🤖 AI Summary
This work addresses the significant energy overhead in multi-agent software engineering systems caused by redundant output tokens during repeated codebase exploration. It reveals, for the first time, that output tokens incur substantially higher energy consumption than input or cached tokens. To mitigate this inefficiency, the authors propose the Librarian mechanism, which maintains a persistent memory of cross-agent search history and replaces full file snippets with lightweight references to suppress redundant outputs. Evaluated on the SWE-Bench Verified benchmark, this approach reduces per-turn GPU energy consumption by up to 25% without compromising task performance. The core contributions include a history-aware redundancy suppression mechanism, fine-grained energy attribution analysis, and an efficient reference generation strategy.
📝 Abstract
Multi-agent systems (MAS) have substantially advanced autonomous software engineering (SWE), but their growing inference energy demands raise sustainability concerns. In this paper, we demonstrate that this cost is concentrated in an overlooked source: redundant output tokens generated across agents. Two empirical findings ground this claim. First, our per-token energy attribution for MAS reveals a sharp asymmetry: an output token consumes 30 to 1,000 times more energy than an input or cached token. Second, MAS inflate per-episode output because agents repeatedly re-explore overlapping repository regions.
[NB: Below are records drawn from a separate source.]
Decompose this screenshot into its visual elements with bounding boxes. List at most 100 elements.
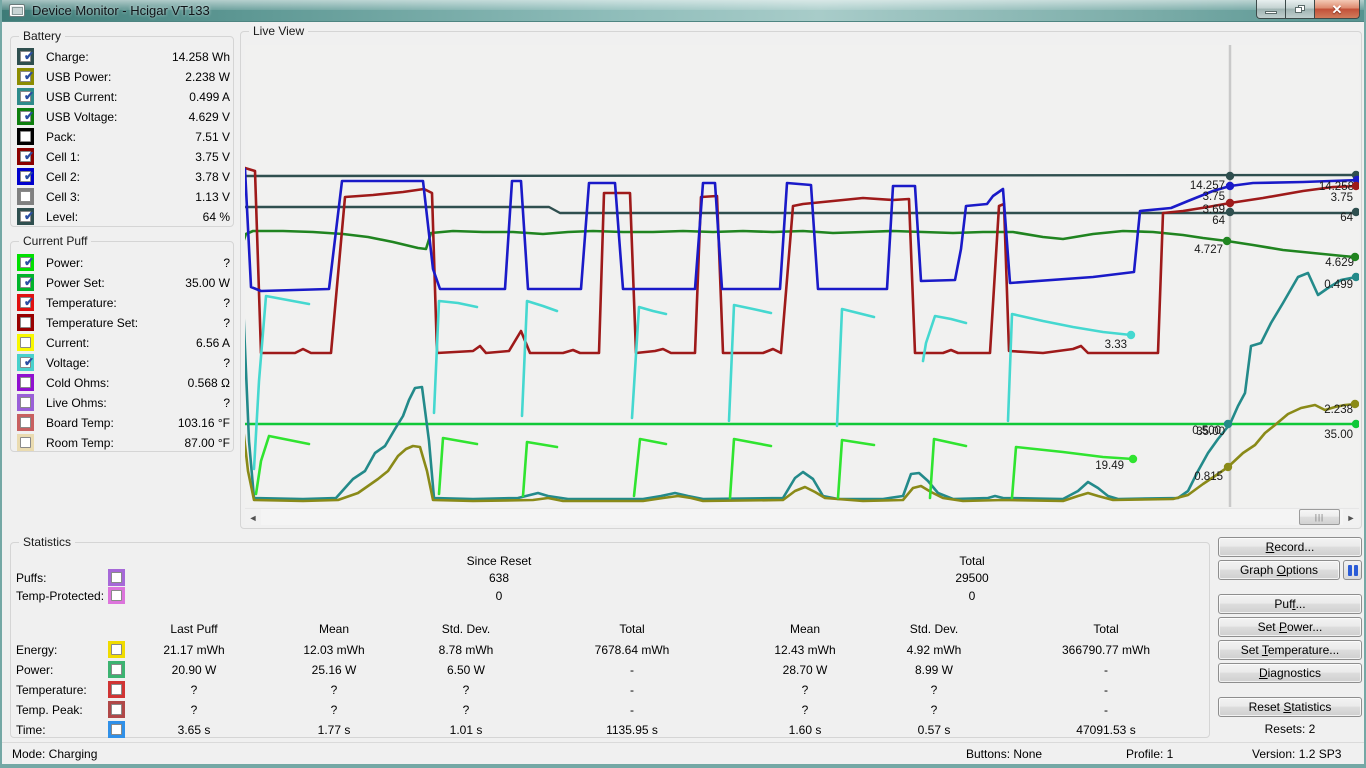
battery-level-value: 64 %: [202, 210, 230, 224]
puff-room-temp-checkbox[interactable]: [17, 434, 34, 451]
battery-cell-1-checkbox[interactable]: ✔: [17, 148, 34, 165]
battery-pack-value: 7.51 V: [195, 130, 230, 144]
pause-graph-button[interactable]: [1343, 560, 1362, 580]
checkbox-box: [20, 131, 31, 142]
puff-temperature-set-value: ?: [223, 316, 230, 330]
stats-value: 12.03 mWh: [303, 643, 365, 657]
checkbox-box: [111, 664, 122, 675]
chart-value-label: 3.33: [1105, 339, 1127, 351]
statistics-group: Statistics: [10, 535, 1210, 738]
close-button[interactable]: ✕: [1315, 0, 1360, 19]
diagnostics-button[interactable]: Diagnostics: [1218, 663, 1362, 683]
puff-power-trace-4: [632, 437, 668, 498]
puff-power-trace-6: [836, 438, 876, 500]
status-profile: Profile: 1: [1126, 747, 1174, 761]
battery-usb-power-checkbox[interactable]: ✔: [17, 68, 34, 85]
puff-current-checkbox[interactable]: [17, 334, 34, 351]
puff-button[interactable]: Puff...: [1218, 594, 1362, 614]
battery-charge-checkbox[interactable]: ✔: [17, 48, 34, 65]
puff-power-trace-5: [728, 437, 773, 500]
scroll-left-button[interactable]: ◄: [245, 509, 261, 525]
battery-usb-voltage-checkbox[interactable]: ✔: [17, 108, 34, 125]
stats-column-header: Std. Dev.: [441, 622, 491, 636]
puff-temperature-value: ?: [223, 296, 230, 310]
record-button[interactable]: Record...: [1218, 537, 1362, 557]
minimize-button[interactable]: [1256, 0, 1286, 19]
checkbox-box: [111, 684, 122, 695]
puff-voltage-checkbox[interactable]: ✔: [17, 354, 34, 371]
titlebar[interactable]: Device Monitor - Hcigar VT133 ✕: [2, 0, 1364, 22]
battery-usb-power-value: 2.238 W: [185, 70, 230, 84]
battery-cell-3-label: Cell 3:: [46, 190, 81, 204]
stats-checkbox[interactable]: [108, 661, 125, 678]
battery-usb-voltage-label: USB Voltage:: [46, 110, 118, 124]
puff-power-set-label: Power Set:: [46, 276, 105, 290]
puff-voltage-trace-5: [727, 303, 773, 423]
stats-checkbox[interactable]: [108, 701, 125, 718]
checkbox-box: [20, 337, 31, 348]
pause-icon: [1347, 564, 1352, 576]
graph-options-button[interactable]: Graph Options: [1218, 560, 1340, 580]
chart-data-point: [1222, 236, 1232, 246]
puff-power-set-value: 35.00 W: [185, 276, 230, 290]
stats-value: 0: [968, 589, 976, 603]
puff-temperature-checkbox[interactable]: ✔: [17, 294, 34, 311]
puff-temperature-set-checkbox[interactable]: [17, 314, 34, 331]
battery-usb-power-row: ✔ USB Power: 2.238 W: [16, 67, 230, 87]
checkmark-icon: ✔: [24, 169, 35, 183]
current-puff-group: Current Puff ✔ Power:? ✔ Power Set: 35.00 W ✔…: [10, 234, 234, 452]
checkmark-icon: ✔: [24, 69, 35, 83]
chart-value-label: 19.49: [1095, 460, 1124, 472]
resets-count: Resets: 2: [1264, 722, 1316, 736]
stats-value: ?: [330, 703, 338, 717]
stats-checkbox[interactable]: [108, 641, 125, 658]
puff-power-set-checkbox[interactable]: ✔: [17, 274, 34, 291]
scroll-thumb[interactable]: |||: [1299, 509, 1340, 525]
set-power-button[interactable]: Set Power...: [1218, 617, 1362, 637]
stats-value: ?: [930, 703, 938, 717]
chart-value-label: 64: [1340, 212, 1353, 224]
restore-icon: [1295, 5, 1305, 13]
stats-value: ?: [190, 683, 198, 697]
checkbox-box: [20, 191, 31, 202]
stats-value: 0: [495, 589, 503, 603]
puff-power-checkbox[interactable]: ✔: [17, 254, 34, 271]
stats-checkbox[interactable]: [108, 721, 125, 738]
stats-checkbox[interactable]: [108, 587, 125, 604]
close-icon: ✕: [1331, 1, 1343, 17]
status-mode: Mode: Charging: [12, 747, 98, 761]
puff-board-temp-checkbox[interactable]: [17, 414, 34, 431]
stats-checkbox[interactable]: [108, 681, 125, 698]
stats-value: 1135.95 s: [606, 723, 658, 737]
set-temperature-button[interactable]: Set Temperature...: [1218, 640, 1362, 660]
stats-column-header: Std. Dev.: [909, 622, 959, 636]
reset-statistics-button[interactable]: Reset Statistics: [1218, 697, 1362, 717]
puff-live-ohms-checkbox[interactable]: [17, 394, 34, 411]
restore-button[interactable]: [1286, 0, 1315, 19]
battery-usb-current-value: 0.499 A: [189, 90, 230, 104]
puff-cold-ohms-checkbox[interactable]: [17, 374, 34, 391]
chart-horizontal-scrollbar[interactable]: ◄ ||| ►: [245, 508, 1359, 525]
checkmark-icon: ✔: [24, 355, 35, 369]
chart-data-point: [1350, 399, 1359, 409]
stats-row-label: Power:: [16, 663, 54, 677]
checkbox-box: ✔: [20, 209, 35, 223]
live-view-chart[interactable]: 14.257 3.75 3.69 64 4.727 35.00 0.500 0.815 3.33…: [245, 45, 1359, 507]
stats-checkbox[interactable]: [108, 569, 125, 586]
scroll-right-button[interactable]: ►: [1343, 509, 1359, 525]
puff-voltage-trace-3: [520, 299, 559, 418]
chart-value-label: 14.258: [1319, 181, 1354, 193]
puff-power-trace-7: [928, 437, 968, 500]
checkbox-box: [20, 397, 31, 408]
battery-pack-checkbox[interactable]: [17, 128, 34, 145]
battery-level-checkbox[interactable]: ✔: [17, 208, 34, 225]
stats-value: 8.99 W: [914, 663, 954, 677]
battery-cell-2-checkbox[interactable]: ✔: [17, 168, 34, 185]
battery-cell-3-checkbox[interactable]: [17, 188, 34, 205]
checkbox-box: [20, 437, 31, 448]
chart-value-label: 4.629: [1325, 257, 1354, 269]
checkmark-icon: ✔: [24, 209, 35, 223]
battery-usb-current-checkbox[interactable]: ✔: [17, 88, 34, 105]
checkbox-box: ✔: [20, 255, 34, 269]
battery-cell-3-value: 1.13 V: [195, 190, 230, 204]
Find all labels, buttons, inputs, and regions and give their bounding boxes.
To address this inefficiency, we propose Librarian, a persistent search sub-agent that tracks repository-search history and suppresses redundant exploration actions across agents. By returning short references to file regions instead of full file excerpts, Librarian further reduces output-token volume. On SWE-Bench Verified, Librarian reduces per-episode GPU energy consumption of existing multi-agent SWE systems by up to 25% while preserving task performance.